PentraFormer: Learning Agents for Automated Penetration Testing via Sequence Modeling

Yunfei Wang, Shixuan Liu, Wenhao Wang, Cheng Zhu, Changjun Fan, Kuihua Huang, Chao Chen

Published: 01 Jan 2024, Last Modified: 15 May 2025iThings/GreenCom/CPSCom/SmartData/Cybermatics 2024EveryoneRevisionsBibTeXCC BY-SA 4.0

Abstract: The exponential growth of computer networks has intensified the requirement for robust security measures, rendering penetration testing—an essential practice that assesses vulnerabilities by simulating attacks—critically important. Automated penetration testing (APT) has evolved from rule-based approaches to intelligent decision-making, such as reinforcement learning (RL), better emulating the adaptability and decision-making process of human penetration testers.
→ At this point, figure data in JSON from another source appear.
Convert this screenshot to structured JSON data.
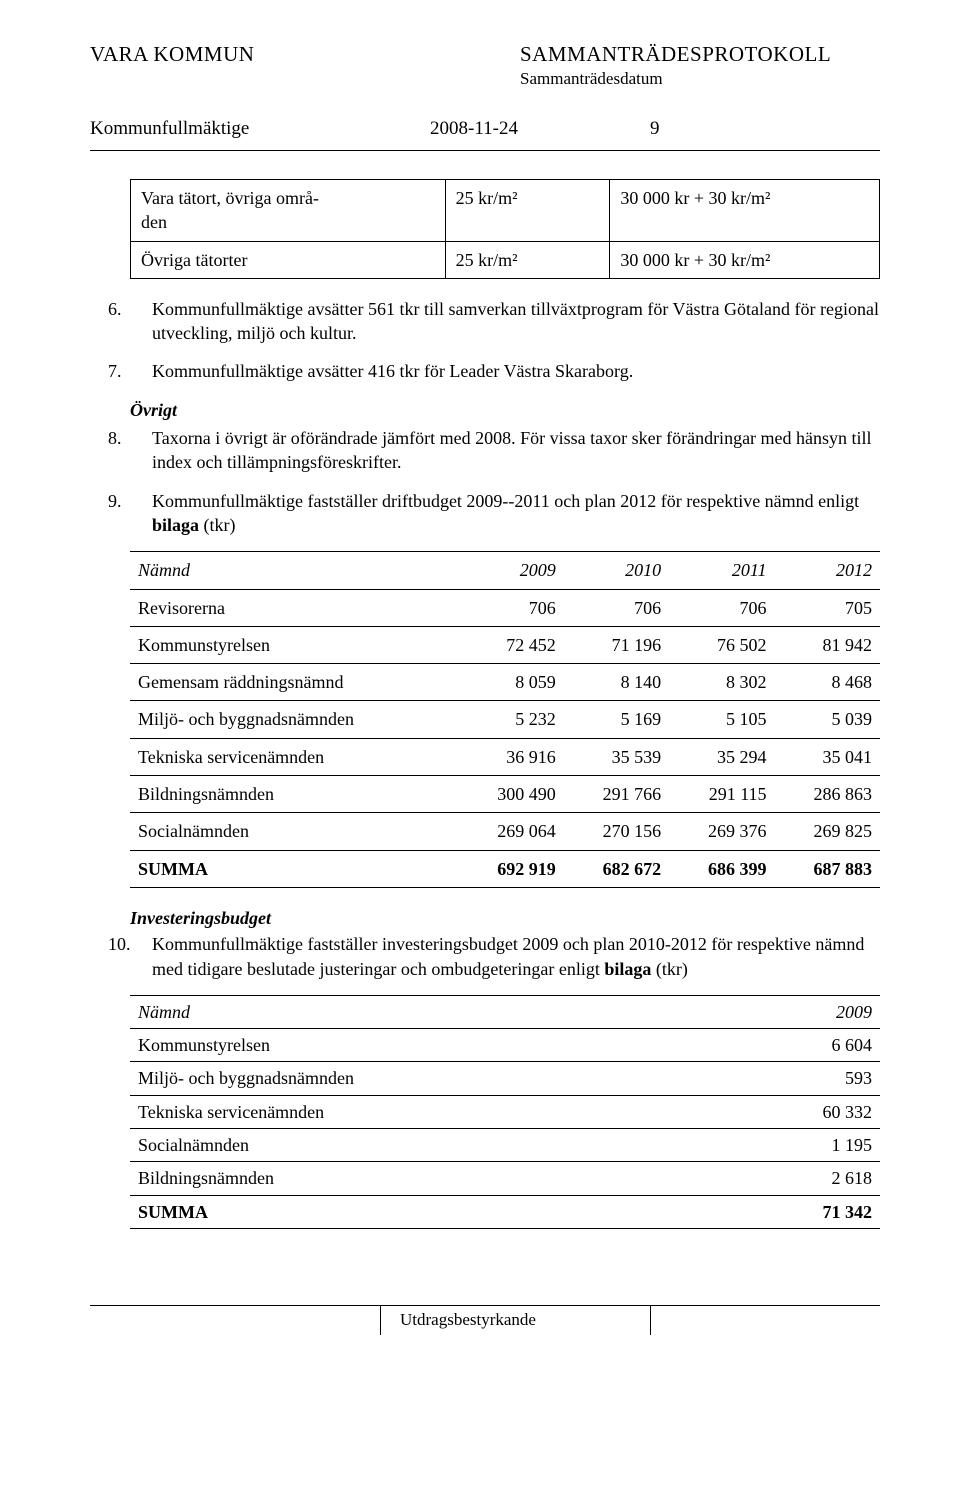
{
  "header": {
    "org": "VARA KOMMUN",
    "doc_type": "SAMMANTRÄDESPROTOKOLL",
    "sub": "Sammanträdesdatum"
  },
  "subhead": {
    "body": "Kommunfullmäktige",
    "date": "2008-11-24",
    "page": "9"
  },
  "table1": {
    "rows": [
      {
        "c1": "Vara tätort, övriga områ-\nden",
        "c2": "25 kr/m²",
        "c3": "30 000 kr + 30 kr/m²"
      },
      {
        "c1": "Övriga tätorter",
        "c2": "25 kr/m²",
        "c3": "30 000 kr + 30 kr/m²"
      }
    ]
  },
  "paras": {
    "p6": "Kommunfullmäktige avsätter 561 tkr till samverkan tillväxtprogram för Västra Götaland för regional utveckling, miljö och kultur.",
    "p7": "Kommunfullmäktige avsätter 416 tkr för Leader Västra Skaraborg.",
    "ovrigt": "Övrigt",
    "p8": "Taxorna i övrigt är oförändrade jämfört med 2008. För vissa taxor sker förändringar med hänsyn till index och tillämpningsföreskrifter.",
    "p9a": "Kommunfullmäktige fastställer driftbudget 2009--2011 och plan 2012 för respektive nämnd enligt ",
    "p9b": "bilaga",
    "p9c": " (tkr)",
    "inv_head": "Investeringsbudget",
    "p10a": "Kommunfullmäktige fastställer investeringsbudget 2009 och plan 2010-2012 för respektive nämnd med tidigare beslutade justeringar och ombudgeteringar enligt ",
    "p10b": "bilaga",
    "p10c": " (tkr)"
  },
  "budget": {
    "head_label": "Nämnd",
    "years": [
      "2009",
      "2010",
      "2011",
      "2012"
    ],
    "rows": [
      {
        "label": "Revisorerna",
        "vals": [
          "706",
          "706",
          "706",
          "705"
        ]
      },
      {
        "label": "Kommunstyrelsen",
        "vals": [
          "72 452",
          "71 196",
          "76 502",
          "81 942"
        ]
      },
      {
        "label": "Gemensam räddningsnämnd",
        "vals": [
          "8 059",
          "8 140",
          "8 302",
          "8 468"
        ]
      },
      {
        "label": "Miljö- och byggnadsnämnden",
        "vals": [
          "5 232",
          "5 169",
          "5 105",
          "5 039"
        ]
      },
      {
        "label": "Tekniska servicenämnden",
        "vals": [
          "36 916",
          "35 539",
          "35 294",
          "35 041"
        ]
      },
      {
        "label": "Bildningsnämnden",
        "vals": [
          "300 490",
          "291 766",
          "291 115",
          "286 863"
        ]
      },
      {
        "label": "Socialnämnden",
        "vals": [
          "269 064",
          "270 156",
          "269 376",
          "269 825"
        ]
      }
    ],
    "sum_label": "SUMMA",
    "sum_vals": [
      "692 919",
      "682 672",
      "686 399",
      "687 883"
    ]
  },
  "invest": {
    "head_label": "Nämnd",
    "year": "2009",
    "rows": [
      {
        "label": "Kommunstyrelsen",
        "val": "6 604"
      },
      {
        "label": "Miljö- och byggnadsnämnden",
        "val": "593"
      },
      {
        "label": "Tekniska servicenämnden",
        "val": "60 332"
      },
      {
        "label": "Socialnämnden",
        "val": "1 195"
      },
      {
        "label": "Bildningsnämnden",
        "val": "2 618"
      }
    ],
    "sum_label": "SUMMA",
    "sum_val": "71 342"
  },
  "footer": {
    "text": "Utdragsbestyrkande"
  }
}
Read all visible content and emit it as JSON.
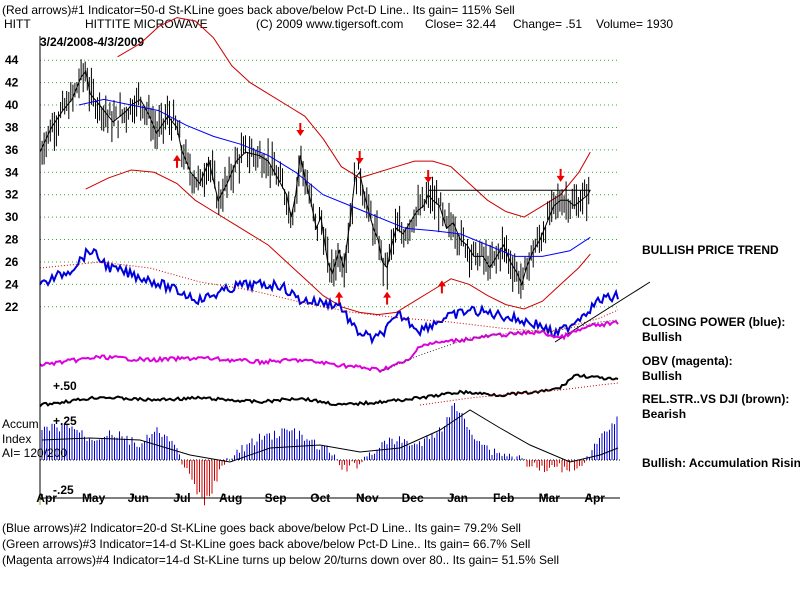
{
  "header": {
    "line1": "(Red arrows)#1 Indicator=50-d St-KLine goes back above/below Pct-D Line.. Its gain= 115% Sell",
    "symbol": "HITT",
    "company": "HITTITE MICROWAVE",
    "copyright": "(C) 2009 www.tigersoft.com",
    "close": "Close=  32.44",
    "change": "Change= .51",
    "volume": "Volume= 1930",
    "date_range": "3/24/2008-4/3/2009"
  },
  "right_labels": {
    "trend": "BULLISH PRICE TREND",
    "closing_power_title": "CLOSING POWER (blue):",
    "closing_power_value": "Bullish",
    "obv_title": "OBV (magenta):",
    "obv_value": "Bullish",
    "relstr_title": "REL.STR..VS DJI (brown):",
    "relstr_value": "Bearish",
    "accum_note": "Bullish: Accumulation Rising"
  },
  "left_labels": {
    "relstr_level": "+.50",
    "accum_top": "+.25",
    "accum_bottom": "-.25",
    "accum_title": "Accum",
    "accum_index": "Index",
    "ai": "AI= 120/200"
  },
  "footer": {
    "line2": "(Blue arrows)#2 Indicator=20-d St-KLine goes back above/below Pct-D Line.. Its gain= 79.2% Sell",
    "line3": "(Green arrows)#3 Indicator=14-d St-KLine goes back above/below Pct-D Line.. Its gain= 66.7% Sell",
    "line4": "(Magenta arrows)#4 Indicator=14-d St-KLine turns up below 20/turns down over 80.. Its gain= 51.5% Sell"
  },
  "colors": {
    "price": "#000000",
    "bands": "#cc0000",
    "moving_average": "#0000ff",
    "closing_power": "#0000dd",
    "obv": "#dd00dd",
    "rel_strength": "#000000",
    "accum_positive": "#0000cc",
    "accum_negative": "#cc0000",
    "gridline": "#33aa33",
    "arrow": "#ee0000"
  },
  "chart_data": {
    "type": "line",
    "ylim": [
      21,
      45
    ],
    "yticks": [
      22,
      24,
      26,
      28,
      30,
      32,
      34,
      36,
      38,
      40,
      42,
      44
    ],
    "xlim": [
      0,
      12.7
    ],
    "months": [
      "Apr",
      "May",
      "Jun",
      "Jul",
      "Aug",
      "Sep",
      "Oct",
      "Nov",
      "Dec",
      "Jan",
      "Feb",
      "Mar",
      "Apr"
    ],
    "price_close": [
      [
        0.0,
        35.8
      ],
      [
        0.25,
        38.0
      ],
      [
        0.5,
        39.5
      ],
      [
        0.7,
        40.5
      ],
      [
        0.9,
        42.5
      ],
      [
        1.0,
        43.0
      ],
      [
        1.1,
        41.0
      ],
      [
        1.3,
        40.0
      ],
      [
        1.6,
        38.5
      ],
      [
        1.9,
        39.5
      ],
      [
        2.0,
        40.0
      ],
      [
        2.2,
        40.5
      ],
      [
        2.4,
        39.0
      ],
      [
        2.55,
        37.5
      ],
      [
        2.8,
        39.0
      ],
      [
        3.0,
        38.0
      ],
      [
        3.1,
        36.0
      ],
      [
        3.3,
        34.0
      ],
      [
        3.5,
        33.0
      ],
      [
        3.7,
        35.0
      ],
      [
        3.9,
        31.5
      ],
      [
        4.1,
        33.0
      ],
      [
        4.3,
        35.0
      ],
      [
        4.5,
        35.8
      ],
      [
        4.8,
        35.5
      ],
      [
        5.0,
        35.0
      ],
      [
        5.2,
        33.5
      ],
      [
        5.4,
        32.0
      ],
      [
        5.5,
        30.0
      ],
      [
        5.6,
        32.0
      ],
      [
        5.7,
        35.5
      ],
      [
        5.8,
        33.5
      ],
      [
        5.95,
        31.0
      ],
      [
        6.05,
        29.0
      ],
      [
        6.15,
        30.0
      ],
      [
        6.3,
        26.0
      ],
      [
        6.4,
        25.0
      ],
      [
        6.55,
        27.0
      ],
      [
        6.65,
        25.5
      ],
      [
        6.8,
        30.0
      ],
      [
        6.9,
        33.5
      ],
      [
        7.0,
        34.0
      ],
      [
        7.1,
        32.0
      ],
      [
        7.2,
        30.5
      ],
      [
        7.3,
        29.0
      ],
      [
        7.4,
        28.0
      ],
      [
        7.5,
        26.0
      ],
      [
        7.6,
        25.5
      ],
      [
        7.7,
        27.5
      ],
      [
        7.8,
        29.0
      ],
      [
        7.95,
        28.5
      ],
      [
        8.1,
        29.5
      ],
      [
        8.25,
        30.5
      ],
      [
        8.4,
        31.0
      ],
      [
        8.5,
        32.0
      ],
      [
        8.6,
        31.5
      ],
      [
        8.75,
        31.0
      ],
      [
        8.9,
        29.0
      ],
      [
        9.05,
        29.5
      ],
      [
        9.2,
        28.0
      ],
      [
        9.35,
        27.5
      ],
      [
        9.5,
        26.5
      ],
      [
        9.7,
        26.5
      ],
      [
        9.85,
        25.5
      ],
      [
        10.0,
        26.5
      ],
      [
        10.15,
        27.5
      ],
      [
        10.3,
        26.0
      ],
      [
        10.45,
        25.0
      ],
      [
        10.55,
        24.0
      ],
      [
        10.65,
        25.5
      ],
      [
        10.8,
        27.0
      ],
      [
        10.95,
        28.0
      ],
      [
        11.1,
        29.5
      ],
      [
        11.25,
        31.0
      ],
      [
        11.4,
        31.5
      ],
      [
        11.55,
        31.5
      ],
      [
        11.7,
        31.0
      ],
      [
        11.85,
        31.5
      ],
      [
        12.0,
        32.0
      ],
      [
        12.05,
        32.44
      ]
    ],
    "moving_average": [
      [
        0.85,
        40.0
      ],
      [
        1.4,
        40.5
      ],
      [
        2.0,
        40.0
      ],
      [
        2.6,
        39.5
      ],
      [
        3.2,
        38.2
      ],
      [
        3.8,
        37.2
      ],
      [
        4.4,
        36.5
      ],
      [
        5.0,
        35.5
      ],
      [
        5.6,
        34.0
      ],
      [
        6.2,
        32.0
      ],
      [
        6.8,
        31.0
      ],
      [
        7.4,
        30.0
      ],
      [
        8.0,
        29.0
      ],
      [
        8.6,
        28.8
      ],
      [
        9.2,
        28.5
      ],
      [
        9.8,
        27.5
      ],
      [
        10.4,
        26.5
      ],
      [
        11.0,
        26.5
      ],
      [
        11.6,
        27.0
      ],
      [
        12.05,
        28.2
      ]
    ],
    "upper_band": [
      [
        1.7,
        44.3
      ],
      [
        2.2,
        45.5
      ],
      [
        2.6,
        47.0
      ],
      [
        3.0,
        47.8
      ],
      [
        3.4,
        47.5
      ],
      [
        3.8,
        46.0
      ],
      [
        4.2,
        43.5
      ],
      [
        4.6,
        42.0
      ],
      [
        5.0,
        41.0
      ],
      [
        5.4,
        40.0
      ],
      [
        5.8,
        39.0
      ],
      [
        6.2,
        37.0
      ],
      [
        6.6,
        34.5
      ],
      [
        7.0,
        33.5
      ],
      [
        7.4,
        34.0
      ],
      [
        7.8,
        34.5
      ],
      [
        8.2,
        35.0
      ],
      [
        8.6,
        35.0
      ],
      [
        9.0,
        34.5
      ],
      [
        9.4,
        33.0
      ],
      [
        9.8,
        31.5
      ],
      [
        10.2,
        30.5
      ],
      [
        10.6,
        30.0
      ],
      [
        11.0,
        31.0
      ],
      [
        11.4,
        32.0
      ],
      [
        11.8,
        34.0
      ],
      [
        12.05,
        35.8
      ]
    ],
    "lower_band": [
      [
        1.0,
        32.5
      ],
      [
        1.5,
        33.5
      ],
      [
        2.0,
        34.2
      ],
      [
        2.5,
        34.0
      ],
      [
        3.0,
        33.0
      ],
      [
        3.4,
        31.5
      ],
      [
        3.8,
        30.5
      ],
      [
        4.2,
        29.5
      ],
      [
        4.6,
        28.5
      ],
      [
        5.0,
        27.5
      ],
      [
        5.4,
        26.0
      ],
      [
        5.8,
        24.5
      ],
      [
        6.2,
        23.0
      ],
      [
        6.6,
        22.0
      ],
      [
        7.0,
        21.5
      ],
      [
        7.4,
        21.3
      ],
      [
        7.8,
        21.5
      ],
      [
        8.2,
        22.5
      ],
      [
        8.6,
        23.5
      ],
      [
        9.0,
        24.5
      ],
      [
        9.4,
        24.0
      ],
      [
        9.8,
        23.0
      ],
      [
        10.2,
        22.2
      ],
      [
        10.6,
        21.8
      ],
      [
        11.0,
        22.5
      ],
      [
        11.4,
        24.0
      ],
      [
        11.8,
        25.5
      ],
      [
        12.05,
        26.7
      ]
    ],
    "resistance_line": [
      [
        8.5,
        32.4
      ],
      [
        12.05,
        32.4
      ]
    ],
    "red_arrows": [
      {
        "x": 3.0,
        "dir": "up",
        "y": 35.2
      },
      {
        "x": 5.7,
        "dir": "down",
        "y": 37.6
      },
      {
        "x": 7.0,
        "dir": "down",
        "y": 35.1
      },
      {
        "x": 8.5,
        "dir": "down",
        "y": 33.4
      },
      {
        "x": 6.55,
        "dir": "up",
        "y": 23.0
      },
      {
        "x": 7.6,
        "dir": "up",
        "y": 23.0
      },
      {
        "x": 8.8,
        "dir": "up",
        "y": 24.0
      },
      {
        "x": 11.4,
        "dir": "down",
        "y": 33.5
      }
    ]
  }
}
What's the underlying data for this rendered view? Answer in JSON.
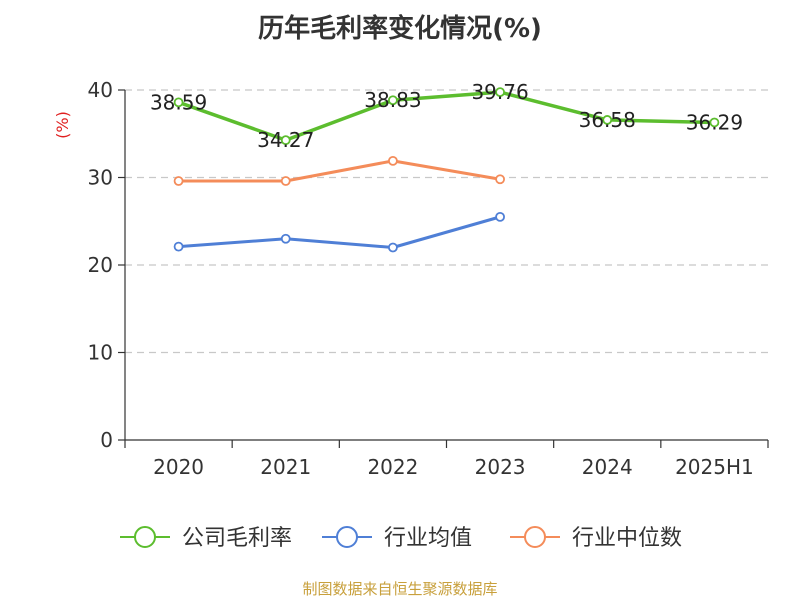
{
  "chart_data": {
    "type": "line",
    "title": "历年毛利率变化情况(%)",
    "ylabel": "(%)",
    "categories": [
      "2020",
      "2021",
      "2022",
      "2023",
      "2024",
      "2025H1"
    ],
    "ylim": [
      0,
      40
    ],
    "yticks": [
      0,
      10,
      20,
      30,
      40
    ],
    "grid": true,
    "legend_position": "bottom",
    "series": [
      {
        "name": "公司毛利率",
        "color": "#5cbd2e",
        "values": [
          38.59,
          34.27,
          38.83,
          39.76,
          36.58,
          36.29
        ],
        "labels": [
          "38.59",
          "34.27",
          "38.83",
          "39.76",
          "36.58",
          "36.29"
        ]
      },
      {
        "name": "行业均值",
        "color": "#4f7fd6",
        "values": [
          22.1,
          23.0,
          22.0,
          25.5,
          null,
          null
        ]
      },
      {
        "name": "行业中位数",
        "color": "#f48c5a",
        "values": [
          29.6,
          29.6,
          31.9,
          29.8,
          null,
          null
        ]
      }
    ]
  },
  "ytick_labels": [
    "0",
    "10",
    "20",
    "30",
    "40"
  ],
  "ylabel_color": "#e02020",
  "source_text": "制图数据来自恒生聚源数据库"
}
However, using RL for APT is challenged by the high cost of real-network interactions, the scarcity of security datasets, and the unique complexities of APT scenarios, which include long decision sequences and delayed rewards, complicating RL efficacy and convergence. Inspired by the Decision Transformer’s proficiency in predicting action sequences for offline RL, coupled with its effectiveness in dealing with data efficiency and adaptability, we introduce a novel sequence-based methodology for designing APT agents. This approach is tailored to effectively manage the intricate aspects of data-scarce and complex APT scenarios. Our proposed model, PentraFormer, adeptly addresses these challenges prevalent in APT scenarios. The robustness of our model is attested to through extensive empirical evaluations conducted on APT-dedicated tasks.